A 44 m diameter wheel accelerates uniformly about its center from 110 rpm to 320 rpm in 3.9 s.
Determine the radial component of the linear acceleration of a point on the edge of the wheel 1.0 s after it has started accelerating.
To determine the radial component of the linear acceleration of a point on the edge of the wheel 1.0 s after it has started accelerating, we can use the formula for linear acceleration:
Linear acceleration (a) = change in velocity (Δv) / time interval (Δt)

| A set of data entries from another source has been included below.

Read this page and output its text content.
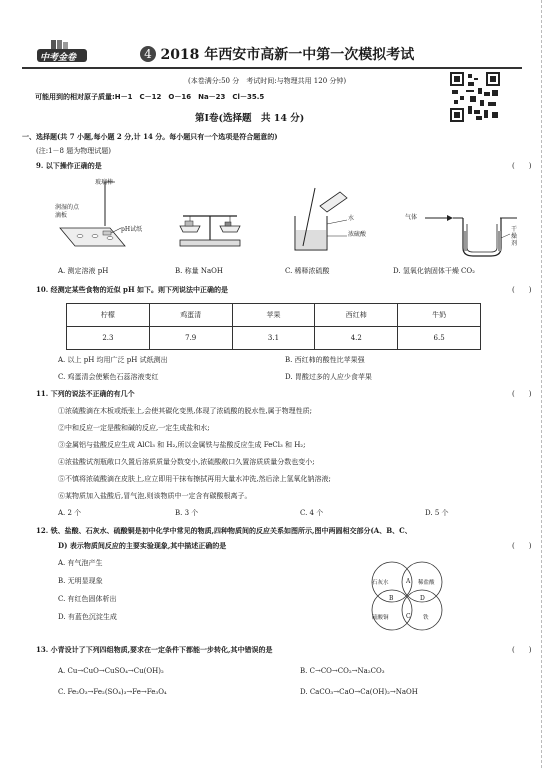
中考金卷	4 2018 年西安市高新一中第一次模拟考试
(本卷满分:50 分　考试时间:与物理共用 120 分钟)
可能用到的相对原子质量:H－1　C－12　O－16　Na－23　Cl－35.5
第Ⅰ卷(选择题　共 14 分)
一、选择题(共 7 小题,每小题 2 分,计 14 分。每小题只有一个选项是符合题意的)
(注:1－8 题为物理试题)
9. 以下操作正确的是	(　　)
玻璃棒
润湿的点滴板
pH试纸
水
浓硫酸
气体
干燥剂
A. 测定溶液 pH	B. 称量 NaOH	C. 稀释浓硫酸	D. 氢氧化钠固体干燥 CO₂
10. 经测定某些食物的近似 pH 如下。则下列说法中正确的是	(　　)
柠檬	鸡蛋清	苹果	西红柿	牛奶
2.3	7.9	3.1	4.2	6.5
A. 以上 pH 均用广泛 pH 试纸测出	B. 西红柿的酸性比苹果强
C. 鸡蛋清会使紫色石蕊溶液变红	D. 胃酸过多的人应少食苹果
11. 下列的说法不正确的有几个	(　　)
①浓硫酸滴在木板或纸张上,会使其碳化变黑,体现了浓硫酸的脱水性,属于物理性质;
②中和反应一定是酸和碱的反应,一定生成盐和水;
③金属铝与盐酸反应生成 AlCl₃ 和 H₂,所以金属铁与盐酸反应生成 FeCl₃ 和 H₂;
④浓盐酸试剂瓶敞口久置后溶质质量分数变小,浓硫酸敞口久置溶质质量分数也变小;
⑤不慎将浓硫酸滴在皮肤上,应立即用干抹布擦拭再用大量水冲洗,然后涂上氢氧化钠溶液;
⑥某物质加入盐酸后,冒气泡,则该物质中一定含有碳酸根离子。
A. 2 个	B. 3 个	C. 4 个	D. 5 个
12. 铁、盐酸、石灰水、硫酸铜是初中化学中常见的物质,四种物质间的反应关系如图所示,图中两圆相交部分(A、B、C、
D) 表示物质间反应的主要实验现象,其中描述正确的是	(　　)
A. 有气泡产生
B. 无明显现象
C. 有红色固体析出
D. 有蓝色沉淀生成
石灰水	稀盐酸
硫酸铜	铁
A
B
C
D
13. 小青设计了下列四组物质,要求在一定条件下都能一步转化,其中错误的是	(　　)
A. Cu→CuO→CuSO₄→Cu(OH)₂	B. C→CO→CO₂→Na₂CO₃
C. Fe₂O₃→Fe₂(SO₄)₃→Fe→Fe₃O₄	D. CaCO₃→CaO→Ca(OH)₂→NaOH
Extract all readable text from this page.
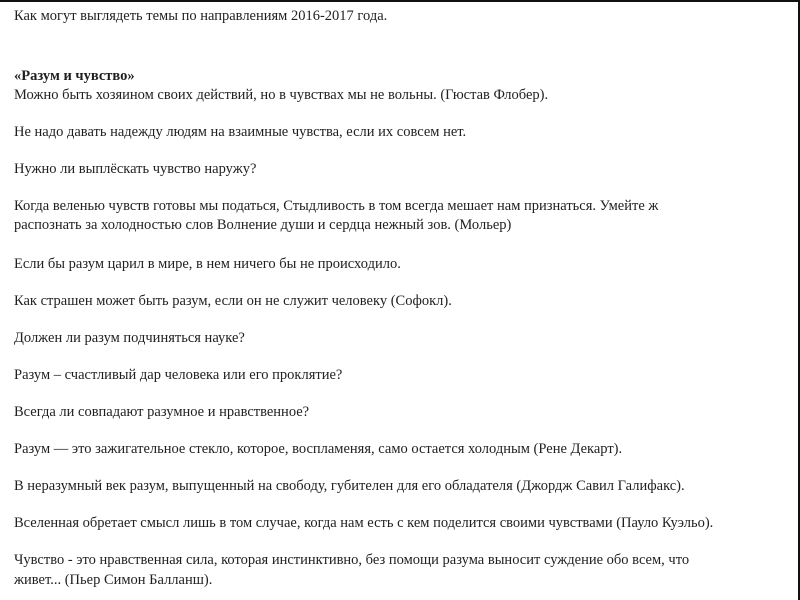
Как могут выглядеть темы по направлениям 2016-2017 года.
«Разум и чувство»
Можно быть хозяином своих действий, но в чувствах мы не вольны. (Гюстав Флобер).
Не надо давать надежду людям на взаимные чувства, если их совсем нет.
Нужно ли выплёскать чувство наружу?
Когда веленью чувств готовы мы податься, Стыдливость в том всегда мешает нам признаться. Умейте ж
распознать за холодностью слов Волнение души и сердца нежный зов. (Мольер)
Если бы разум царил в мире, в нем ничего бы не происходило.
Как страшен может быть разум, если он не служит человеку (Софокл).
Должен ли разум подчиняться науке?
Разум – счастливый дар человека или его проклятие?
Всегда ли совпадают разумное и нравственное?
Разум — это зажигательное стекло, которое, воспламеняя, само остается холодным (Рене Декарт).
В неразумный век разум, выпущенный на свободу, губителен для его обладателя (Джордж Савил Галифакс).
Вселенная обретает смысл лишь в том случае, когда нам есть с кем поделится своими чувствами (Пауло Куэльо).
Чувство - это нравственная сила, которая инстинктивно, без помощи разума выносит суждение обо всем, что
живет... (Пьер Симон Балланш).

First, let's calculate the change in velocity:
Change in velocity (Δv) = final velocity (v_f) - initial velocity (v_i)
Given:
Initial velocity (v_i) = 110 rpm
Final velocity (v_f) = 320 rpm
Convert the initial and final velocities from rpm to m/s:
v_i = (110 rpm) * (π rad/30 s) * (44 m/2) = 254.46 m/s
v_f = (320 rpm) * (π rad/30 s) * (44 m/2) = 727.74 m/s
Therefore, Δv = 727.74 m/s - 254.46 m/s = 473.28 m/s
Next, let's calculate the time interval:
Δt = 3.9 s - 1.0 s = 2.9 s
Now, we can calculate the linear acceleration:
a = (Δv) / (Δt) = 473.28 m/s / 2.9 s = 163.18 m/s^2
Therefore, the radial component of the linear acceleration of a point on the edge of the wheel 1.0 s after it has started accelerating is 163.18 m/s^2.